Bad Godesberg ist einer der vier Stadtbezirke von Bonn. Nicht zuletzt wegen der Nähe zu internationalen Organisationen und diversen Diplomatischen Vertretungen in der ehemaligen Bundeshauptstadt Bonn leben hier viele Menschen aus verschiedenen Ländern. Die kulturelle Vielfalt prägt das Stadtbild. Aktionsorte für die künstlerisch-partizipative Praxis finden sich im Stadtraum von Bad Godesberg: etwa in der Fußgängerzone, auf öffentlichen Plätzen und in Parks wie dem Kurpark. Bei der Projektentwicklung dienen diese und andere Orte als Ausgangspunkte der Auseinandersetzung mit dem besonderen sozialen und urbanen Milieu des Stadtviertels, das nach dem Wegzug der Regierung einen extremen Strukturwandel erlebte. Einst gediegen und homogen, scheinen heute vermehrt gesellschaftliche Bruchlinien auf.  

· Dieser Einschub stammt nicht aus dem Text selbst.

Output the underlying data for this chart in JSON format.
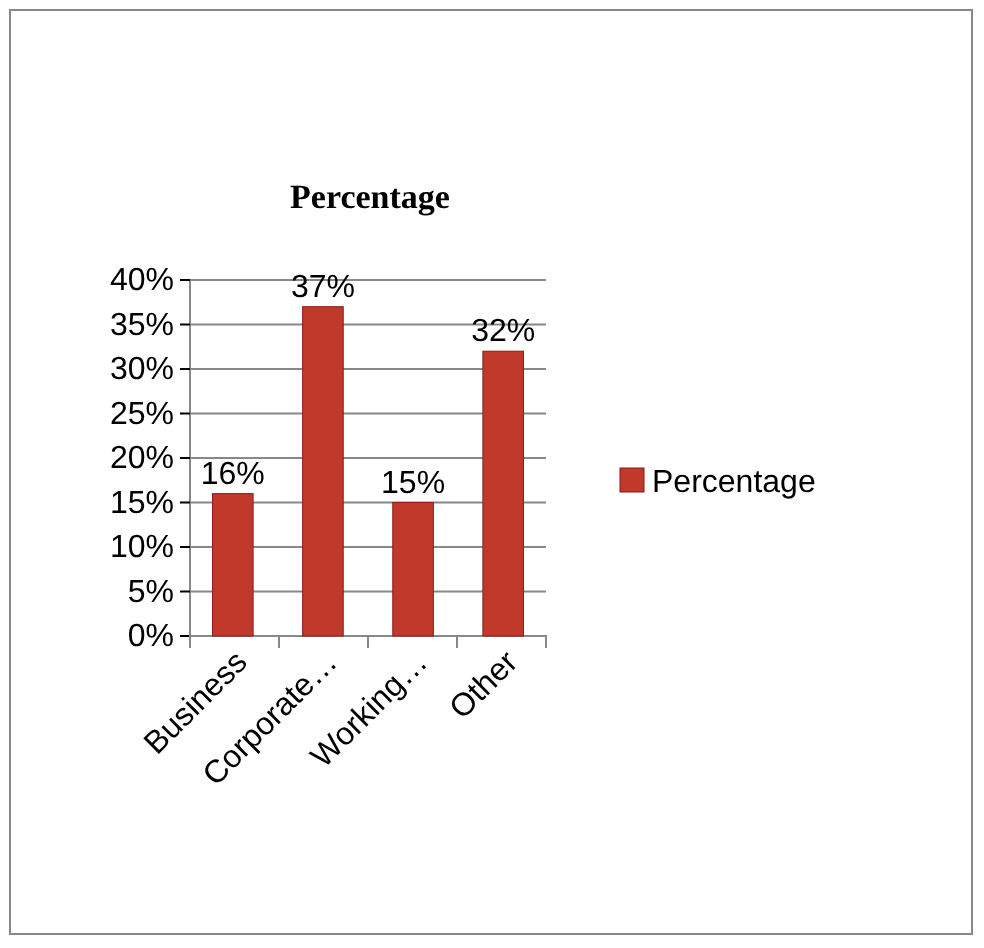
{
  "chart_data": {
    "type": "bar",
    "title": "Percentage",
    "categories": [
      "Business",
      "Corporate…",
      "Working…",
      "Other"
    ],
    "series": [
      {
        "name": "Percentage",
        "color": "#c0392b",
        "values": [
          16,
          37,
          15,
          32
        ],
        "value_labels": [
          "16%",
          "37%",
          "15%",
          "32%"
        ]
      }
    ],
    "ylim": [
      0,
      40
    ],
    "yticks": [
      {
        "value": 0,
        "label": "0%"
      },
      {
        "value": 5,
        "label": "5%"
      },
      {
        "value": 10,
        "label": "10%"
      },
      {
        "value": 15,
        "label": "15%"
      },
      {
        "value": 20,
        "label": "20%"
      },
      {
        "value": 25,
        "label": "25%"
      },
      {
        "value": 30,
        "label": "30%"
      },
      {
        "value": 35,
        "label": "35%"
      },
      {
        "value": 40,
        "label": "40%"
      }
    ],
    "grid": "y",
    "legend": "right"
  }
}
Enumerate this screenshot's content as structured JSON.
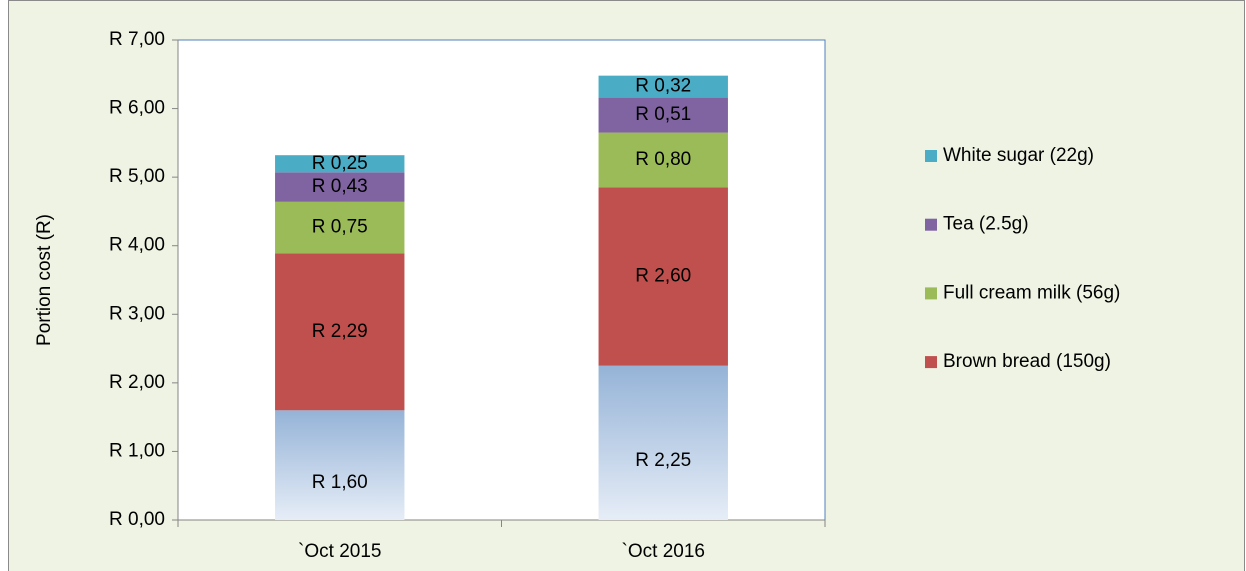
{
  "chart_data": {
    "type": "stacked-bar",
    "y_label": "Portion cost (R)",
    "categories": [
      "`Oct 2015",
      "`Oct 2016"
    ],
    "series": [
      {
        "color": "#95b3d7",
        "gradient": true,
        "values": [
          1.6,
          2.25
        ],
        "value_labels": [
          "R 1,60",
          "R 2,25"
        ]
      },
      {
        "name": "Brown bread (150g)",
        "color": "#c0504d",
        "values": [
          2.29,
          2.6
        ],
        "value_labels": [
          "R 2,29",
          "R 2,60"
        ]
      },
      {
        "name": "Full cream milk (56g)",
        "color": "#9bbb59",
        "values": [
          0.75,
          0.8
        ],
        "value_labels": [
          "R 0,75",
          "R 0,80"
        ]
      },
      {
        "name": "Tea (2.5g)",
        "color": "#8064a2",
        "values": [
          0.43,
          0.51
        ],
        "value_labels": [
          "R 0,43",
          "R 0,51"
        ]
      },
      {
        "name": "White sugar (22g)",
        "color": "#4bacc6",
        "values": [
          0.25,
          0.32
        ],
        "value_labels": [
          "R 0,25",
          "R 0,32"
        ]
      }
    ],
    "ylim": [
      0,
      7
    ],
    "yticks": [
      {
        "value": 0,
        "label": "R 0,00"
      },
      {
        "value": 1,
        "label": "R 1,00"
      },
      {
        "value": 2,
        "label": "R 2,00"
      },
      {
        "value": 3,
        "label": "R 3,00"
      },
      {
        "value": 4,
        "label": "R 4,00"
      },
      {
        "value": 5,
        "label": "R 5,00"
      },
      {
        "value": 6,
        "label": "R 6,00"
      },
      {
        "value": 7,
        "label": "R 7,00"
      }
    ],
    "grid": false,
    "legend": "right"
  }
}
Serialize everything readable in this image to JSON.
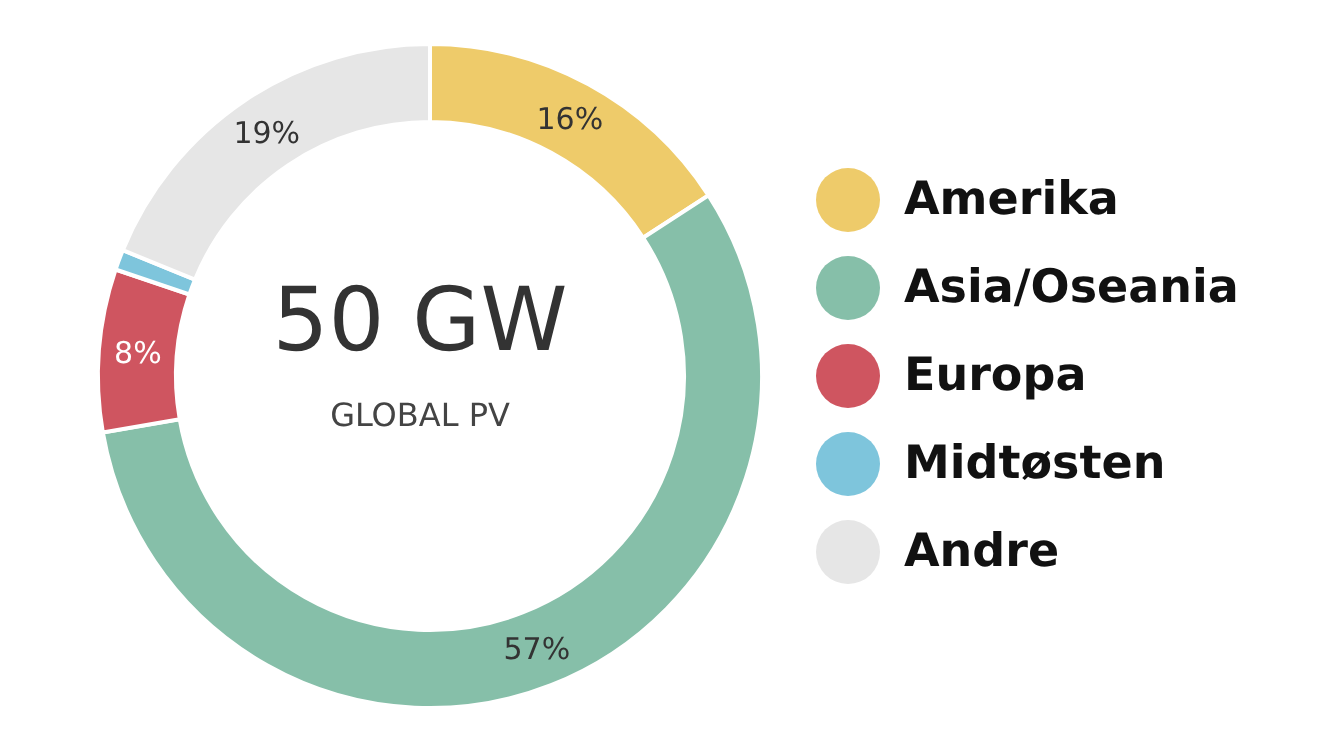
{
  "chart_data": {
    "type": "donut",
    "title": "50 GW",
    "subtitle": "GLOBAL PV",
    "categories": [
      "Amerika",
      "Asia/Oseania",
      "Europa",
      "Midtøsten",
      "Andre"
    ],
    "values": [
      16,
      57,
      8,
      1,
      19
    ],
    "colors": [
      "#eecb6a",
      "#86bfa9",
      "#cf5560",
      "#7ec5dc",
      "#e6e6e6"
    ],
    "value_labels": [
      "16%",
      "57%",
      "8%",
      null,
      "19%"
    ],
    "legend": "right"
  }
}
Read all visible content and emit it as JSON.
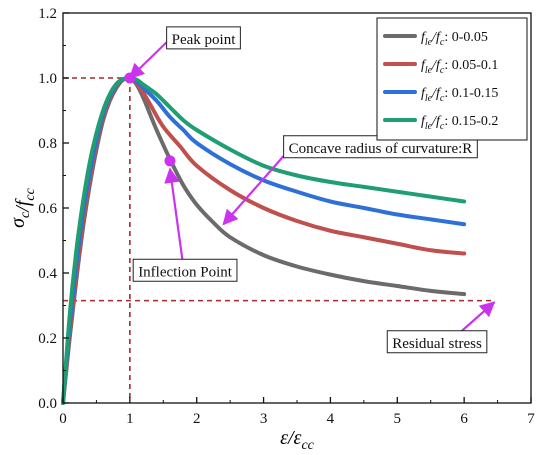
{
  "chart_data": {
    "type": "line",
    "xlabel": "ε/ε_cc",
    "ylabel": "σ_c/f_cc",
    "xlim": [
      0,
      7
    ],
    "ylim": [
      0,
      1.2
    ],
    "x_ticks": [
      0,
      1,
      2,
      3,
      4,
      5,
      6,
      7
    ],
    "y_ticks": [
      0.0,
      0.2,
      0.4,
      0.6,
      0.8,
      1.0,
      1.2
    ],
    "x_tick_labels": [
      "0",
      "1",
      "2",
      "3",
      "4",
      "5",
      "6",
      "7"
    ],
    "y_tick_labels": [
      "0.0",
      "0.2",
      "0.4",
      "0.6",
      "0.8",
      "1.0",
      "1.2"
    ],
    "grid": false,
    "legend_position": "top-right",
    "legend_prefix_sub1": "le",
    "legend_prefix_sub2": "c",
    "series": [
      {
        "name": "0-0.05",
        "color": "#6b6b6b",
        "points": [
          [
            0,
            0
          ],
          [
            0.1,
            0.2
          ],
          [
            0.2,
            0.38
          ],
          [
            0.3,
            0.54
          ],
          [
            0.4,
            0.67
          ],
          [
            0.5,
            0.78
          ],
          [
            0.6,
            0.87
          ],
          [
            0.7,
            0.93
          ],
          [
            0.8,
            0.97
          ],
          [
            0.9,
            0.995
          ],
          [
            1.0,
            1.0
          ],
          [
            1.1,
            0.98
          ],
          [
            1.2,
            0.94
          ],
          [
            1.3,
            0.89
          ],
          [
            1.4,
            0.84
          ],
          [
            1.6,
            0.75
          ],
          [
            1.8,
            0.67
          ],
          [
            2.0,
            0.61
          ],
          [
            2.25,
            0.555
          ],
          [
            2.5,
            0.51
          ],
          [
            3.0,
            0.455
          ],
          [
            3.5,
            0.42
          ],
          [
            4.0,
            0.395
          ],
          [
            4.5,
            0.375
          ],
          [
            5.0,
            0.36
          ],
          [
            5.5,
            0.345
          ],
          [
            6.0,
            0.335
          ]
        ]
      },
      {
        "name": "0.05-0.1",
        "color": "#c0504d",
        "points": [
          [
            0,
            0
          ],
          [
            0.1,
            0.22
          ],
          [
            0.2,
            0.4
          ],
          [
            0.3,
            0.56
          ],
          [
            0.4,
            0.69
          ],
          [
            0.5,
            0.8
          ],
          [
            0.6,
            0.88
          ],
          [
            0.7,
            0.94
          ],
          [
            0.8,
            0.975
          ],
          [
            0.9,
            0.995
          ],
          [
            1.0,
            1.0
          ],
          [
            1.1,
            0.985
          ],
          [
            1.2,
            0.955
          ],
          [
            1.3,
            0.92
          ],
          [
            1.5,
            0.85
          ],
          [
            1.75,
            0.79
          ],
          [
            2.0,
            0.73
          ],
          [
            2.5,
            0.655
          ],
          [
            3.0,
            0.6
          ],
          [
            3.5,
            0.56
          ],
          [
            4.0,
            0.53
          ],
          [
            4.5,
            0.51
          ],
          [
            5.0,
            0.49
          ],
          [
            5.5,
            0.47
          ],
          [
            6.0,
            0.46
          ]
        ]
      },
      {
        "name": "0.1-0.15",
        "color": "#2e6fd8",
        "points": [
          [
            0,
            0
          ],
          [
            0.1,
            0.24
          ],
          [
            0.2,
            0.43
          ],
          [
            0.3,
            0.59
          ],
          [
            0.4,
            0.71
          ],
          [
            0.5,
            0.81
          ],
          [
            0.6,
            0.89
          ],
          [
            0.7,
            0.945
          ],
          [
            0.8,
            0.978
          ],
          [
            0.9,
            0.996
          ],
          [
            1.0,
            1.0
          ],
          [
            1.1,
            0.99
          ],
          [
            1.2,
            0.97
          ],
          [
            1.4,
            0.93
          ],
          [
            1.6,
            0.88
          ],
          [
            1.8,
            0.84
          ],
          [
            2.0,
            0.8
          ],
          [
            2.5,
            0.735
          ],
          [
            3.0,
            0.685
          ],
          [
            3.5,
            0.65
          ],
          [
            4.0,
            0.62
          ],
          [
            4.5,
            0.6
          ],
          [
            5.0,
            0.58
          ],
          [
            5.5,
            0.565
          ],
          [
            6.0,
            0.55
          ]
        ]
      },
      {
        "name": "0.15-0.2",
        "color": "#1f9e74",
        "points": [
          [
            0,
            0
          ],
          [
            0.1,
            0.27
          ],
          [
            0.2,
            0.47
          ],
          [
            0.3,
            0.62
          ],
          [
            0.4,
            0.74
          ],
          [
            0.5,
            0.83
          ],
          [
            0.6,
            0.9
          ],
          [
            0.7,
            0.95
          ],
          [
            0.8,
            0.982
          ],
          [
            0.9,
            0.997
          ],
          [
            1.0,
            1.0
          ],
          [
            1.1,
            0.995
          ],
          [
            1.2,
            0.98
          ],
          [
            1.4,
            0.95
          ],
          [
            1.6,
            0.91
          ],
          [
            1.8,
            0.87
          ],
          [
            2.0,
            0.84
          ],
          [
            2.5,
            0.78
          ],
          [
            3.0,
            0.73
          ],
          [
            3.5,
            0.7
          ],
          [
            4.0,
            0.68
          ],
          [
            4.5,
            0.665
          ],
          [
            5.0,
            0.65
          ],
          [
            5.5,
            0.635
          ],
          [
            6.0,
            0.62
          ]
        ]
      }
    ],
    "markers": [
      {
        "name": "peak-point-marker",
        "x": 1.0,
        "y": 1.0,
        "color": "#cc33ee"
      },
      {
        "name": "inflection-point-marker",
        "x": 1.6,
        "y": 0.745,
        "color": "#cc33ee"
      }
    ],
    "reference_lines": {
      "color": "#a52a2a",
      "peak_y": 1.0,
      "peak_x": 1.0,
      "residual_y": 0.315,
      "residual_x_end": 6.45
    },
    "annotations": [
      {
        "text": "Peak point",
        "box_x": 1.55,
        "box_y": 1.105,
        "arrow_from": [
          1.6,
          1.12
        ],
        "arrow_to": [
          1.0,
          1.0
        ]
      },
      {
        "text": "Concave radius of curvature:R",
        "box_x": 3.3,
        "box_y": 0.77,
        "arrow_from": [
          3.3,
          0.76
        ],
        "arrow_to": [
          2.4,
          0.55
        ]
      },
      {
        "text": "Inflection Point",
        "box_x": 1.05,
        "box_y": 0.39,
        "arrow_from": [
          1.8,
          0.42
        ],
        "arrow_to": [
          1.6,
          0.72
        ]
      },
      {
        "text": "Residual stress",
        "box_x": 4.85,
        "box_y": 0.17,
        "arrow_from": [
          5.9,
          0.21
        ],
        "arrow_to": [
          6.45,
          0.31
        ]
      }
    ],
    "annotation_color": "#cc33ee"
  }
}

Arbeitsräume und Lagermöglichkeiten für die Stipendiat*innen befinden sich in der Paul-Kemp-Straße, die fußläufig am Rande des Villenviertels Plittersdorf liegt.

Caroline Brünen & Marie Sophie Gottschalk werden von April bis September 2026 in Bonn Bad-Godesberg aktiv sein.

Aktuelle Einblicke folgen auf Instagram unter uebenuebenueben_bonn!

Foto: Mari Carmen Bernat

Caroline Brünen (sie/ihr) arbeitet mit Fotografie und erweitert ihre Arbeiten um Text, Audio und/oder Video. In ihren künstlerischen Arbeiten beschäftigt sie sich mit vielfältigen Formen der Einschreibung von Macht und der Frage, wie politische, wirtschaftliche und soziale Bedingungen gelebte Erfahrungsräume prägen und strukturieren.

Getragen von einem Interesse an sozialer, ökologischer und geschlechtsspezifischer (Un-)Gerechtigkeit richtet sich ihr Blick auf Strukturen, die oft im Hintergrund wirken. Ein zentraler Bestandteil ihrer Arbeitsweise ist daher die enge, kollaborative Zusammenarbeit mit ihren Protagonist*innen. Aus diesen Prozessen entstehen meist langfristige Beziehungen, die den Raum für gemeinsam entwickelte Erzählungen öffnen.

Foto: Jan van Putten

Marie Sophie Gottschalk (sie/-) ist Performance- und Theaterkünstlerin sowie Mitbegründerin des freien Theater- und Performancekollektivs Parasites Ensemble. In ihrer künstlerischen Praxis entwickelt sie Performance- und Theaterarbeiten innerhalb freier Produktionszusammenhänge und arbeitet schwerpunktmäßig kollektiv und kollaborativ.

Inhaltlich beschäftigen sich ihre Arbeiten mit der Öffnung von Diskursräumen, in denen bestimmte Themen verhandelt werden, wie die Möglichkeiten und Grenzen von politischen Aktivismus, sozialer Ungleichheit und Fragen von Teilhabe. Neben Bühnenproduktionen entwickelt Marie performative Formate im öffentlichen Raum sowie Arbeiten an der Schnittstelle von Kunst und Vermittlung. Zunehmend richtet sie ihren Fokus auf prozessorientierte Theater- und Performanceformate, in denen Themen im gemeinsamen Arbeiten mit den beteiligten Menschen und aus konkreten Situationen heraus entstehen.